Record rec = new Record(database, 9000000221);
TrimMainObjectSearch caveatSearch = new TrimMainObjectSearch(database, BaseObjectTypes.SecurityCaveat);
caveatSearch.SelectAll();
foreach (SecurityCaveat caveat in caveatSearch)
{
    if (rec.SecurityProfile.IsCaveatOn(caveat))
    {
        Console.WriteLine(caveat.Name);
    }
}

Offline Records

Spending most of my life in the server side world of web services I rarely pay much attention to offline records in HPRM, other people obviously do given that twice in the past week I have been asked questions about searching for them.

Firstly, it will not work from a web service, offline records require access to the user's local machine.

Now, how do I search from the SDK? Just as I would search for any other object type it turns out.

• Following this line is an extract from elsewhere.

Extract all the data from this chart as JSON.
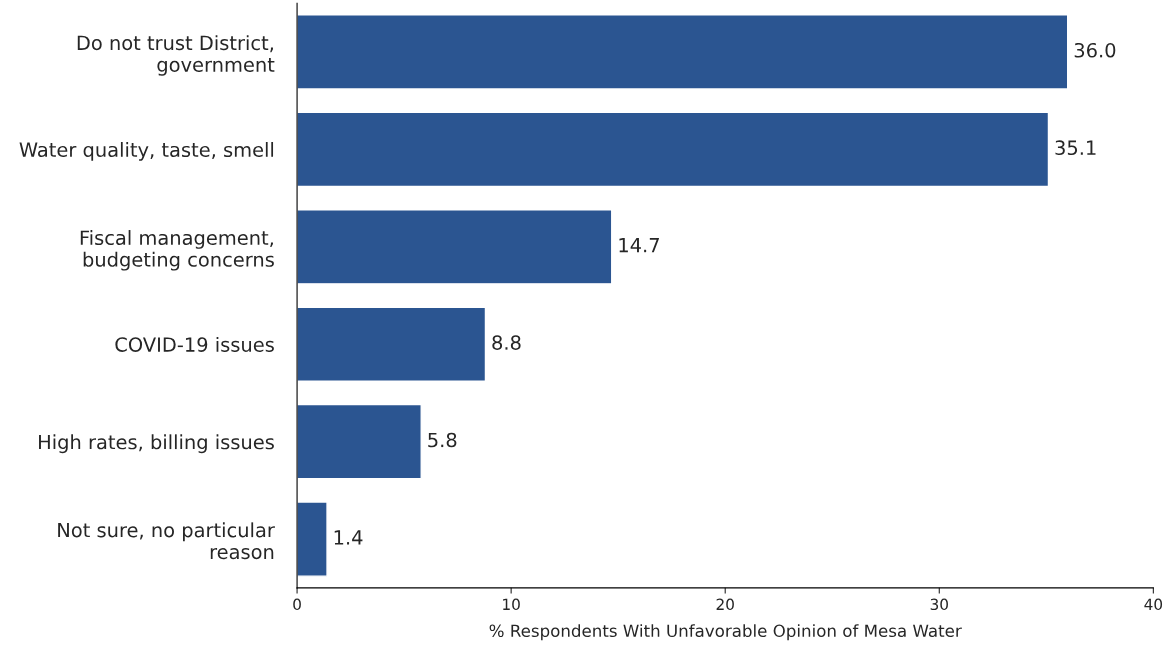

TrimMainObjectSearch search 
   = new TrimMainObjectSearch(database, BaseObjectTypes.OfflineRecord);
search.SetSearchString("status:Draft");

foreach (OfflineRecord offlineRec in search)
{
   Console.WriteLine(offlineRec.Title);
}

Delete all Records

The setup

Had a support call escalated to me a few days ago, customer wanted a method to delete all records.  Sounds interesting I thought, maybe a bit of an edge case, so I suggested they do this:

TrimMainObjectSearch search 
    = new TrimMainObjectSearch(database, BaseObjectTypes.Record);
search.SelectAll();

foreach (Record record in search)
{
    record.Delete()
}

Push back

Of course the customer pushed back, they wanted a more efficient way to delete all records.  I happened to mention this in our daily team meeting only to be informed by a colleague that we do have a 'delete all' function, in fact two.

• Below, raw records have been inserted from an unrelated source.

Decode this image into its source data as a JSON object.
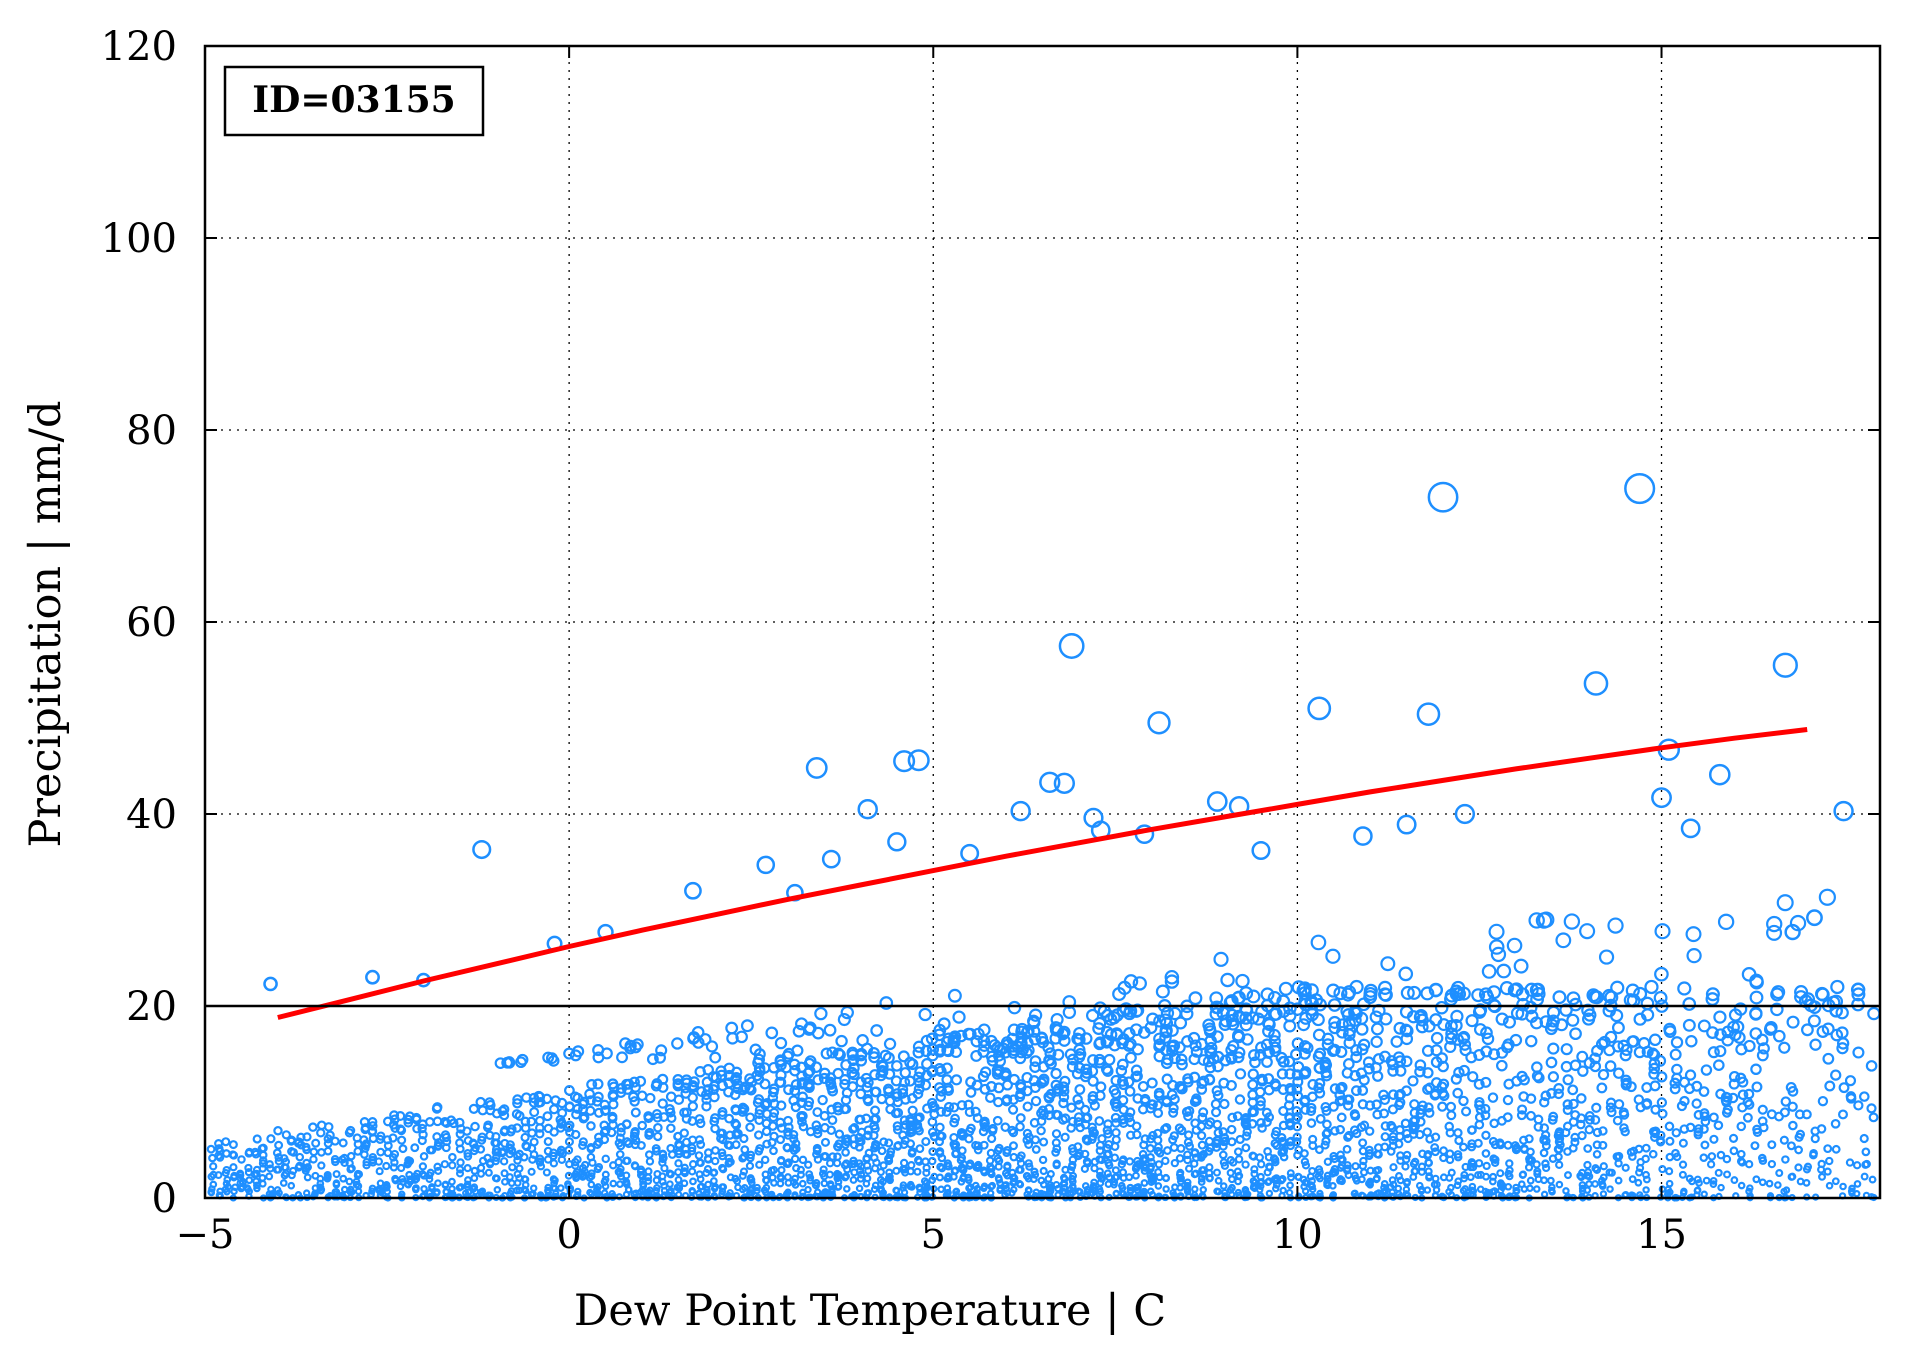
{
  "chart_data": {
    "type": "scatter",
    "title": "",
    "annotation": "ID=03155",
    "xlabel": "Dew Point Temperature | C",
    "ylabel": "Precipitation | mm/d",
    "xlim": [
      -5,
      18
    ],
    "ylim": [
      0,
      120
    ],
    "x_ticks": [
      -5,
      0,
      5,
      10,
      15
    ],
    "x_tick_labels": [
      "−5",
      "0",
      "5",
      "10",
      "15"
    ],
    "y_ticks": [
      0,
      20,
      40,
      60,
      80,
      100,
      120
    ],
    "y_tick_labels": [
      "0",
      "20",
      "40",
      "60",
      "80",
      "100",
      "120"
    ],
    "grid": "dotted",
    "horizontal_reference_line": 20,
    "colors": {
      "scatter": "#1e8fff",
      "fit_line": "#ff0000",
      "reference_line": "#000000"
    },
    "fit_line": {
      "name": "",
      "x": [
        -4.0,
        -3.0,
        -2.0,
        -1.0,
        0.0,
        1.0,
        2.0,
        3.0,
        4.0,
        5.0,
        6.0,
        7.0,
        8.0,
        9.0,
        10.0,
        11.0,
        12.0,
        13.0,
        14.0,
        15.0,
        16.0,
        17.0
      ],
      "y": [
        18.8,
        20.7,
        22.6,
        24.4,
        26.2,
        27.9,
        29.5,
        31.1,
        32.6,
        34.1,
        35.6,
        37.0,
        38.4,
        39.7,
        41.0,
        42.3,
        43.5,
        44.7,
        45.8,
        46.9,
        47.9,
        48.8
      ]
    },
    "highlighted_points": [
      {
        "x": -4.1,
        "y": 22.3
      },
      {
        "x": -1.2,
        "y": 36.3
      },
      {
        "x": -2.7,
        "y": 23.0
      },
      {
        "x": -2.0,
        "y": 22.7
      },
      {
        "x": -0.2,
        "y": 26.5
      },
      {
        "x": 0.5,
        "y": 27.7
      },
      {
        "x": 1.7,
        "y": 32.0
      },
      {
        "x": 2.7,
        "y": 34.7
      },
      {
        "x": 3.1,
        "y": 31.8
      },
      {
        "x": 3.4,
        "y": 44.8
      },
      {
        "x": 3.6,
        "y": 35.3
      },
      {
        "x": 4.1,
        "y": 40.5
      },
      {
        "x": 4.5,
        "y": 37.1
      },
      {
        "x": 4.6,
        "y": 45.5
      },
      {
        "x": 4.8,
        "y": 45.6
      },
      {
        "x": 5.5,
        "y": 35.9
      },
      {
        "x": 6.2,
        "y": 40.3
      },
      {
        "x": 6.6,
        "y": 43.3
      },
      {
        "x": 6.8,
        "y": 43.2
      },
      {
        "x": 6.9,
        "y": 57.5
      },
      {
        "x": 7.2,
        "y": 39.6
      },
      {
        "x": 7.3,
        "y": 38.3
      },
      {
        "x": 7.9,
        "y": 37.9
      },
      {
        "x": 8.1,
        "y": 49.5
      },
      {
        "x": 8.9,
        "y": 41.3
      },
      {
        "x": 9.2,
        "y": 40.8
      },
      {
        "x": 9.5,
        "y": 36.2
      },
      {
        "x": 10.3,
        "y": 51.0
      },
      {
        "x": 10.9,
        "y": 37.7
      },
      {
        "x": 11.5,
        "y": 38.9
      },
      {
        "x": 11.8,
        "y": 50.4
      },
      {
        "x": 12.0,
        "y": 73.0
      },
      {
        "x": 12.3,
        "y": 40.0
      },
      {
        "x": 14.1,
        "y": 53.6
      },
      {
        "x": 14.7,
        "y": 73.9
      },
      {
        "x": 15.0,
        "y": 41.7
      },
      {
        "x": 15.1,
        "y": 46.7
      },
      {
        "x": 15.4,
        "y": 38.5
      },
      {
        "x": 15.8,
        "y": 44.1
      },
      {
        "x": 16.7,
        "y": 55.5
      },
      {
        "x": 17.5,
        "y": 40.3
      },
      {
        "x": 17.1,
        "y": 29.2
      },
      {
        "x": 17.7,
        "y": 21.7
      },
      {
        "x": 16.8,
        "y": 27.7
      }
    ]
  }
}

TrimMainObjectSearch search 
    = new TrimMainObjectSearch(database, BaseObjectTypes.Record);
Record.BulkDeleteAndDeleteContents(search, true);

TrimMainObjectSearch search 
    = new TrimMainObjectSearch(database, BaseObjectTypes.Record);
Record.BulkDeleteAndUnlinkContents(search, new Location(database, 123), true);

These functions are more efficient than my foreach loop given that they bypass all the object cache logic. Seems I learn something new every day!

Example

This code will delete all records that or not container type records.  It will only delete records if there are no problems with doing so, things that might prevent records being deleted include:

  • one or more matching records being under legal hold,
  • one or more matching records having a client relationship with a record not being deleted.
TrimMainObjectSearch search 
    = new TrimMainObjectSearch(database, BaseObjectTypes.Record);
search.SetSearchString("not type:[behaviour:Folder,Series,Box,PaperFolder]");

Record.BulkDeleteAndUnlinkContents(search, database.CurrentUser, false);

Warning

I don't need to say this but don't just copy and paste the code above, make sure you test your search to ensure you only delete what you want to delete.  Take a backup first of course.

Rationale

So what was the customer trying to achieve?  Turns out the customer was HP and we had been testing HPRM datasets for the new companies.  When the split actually happens they want to clean out all test data, leaving containers only, and start again with production data.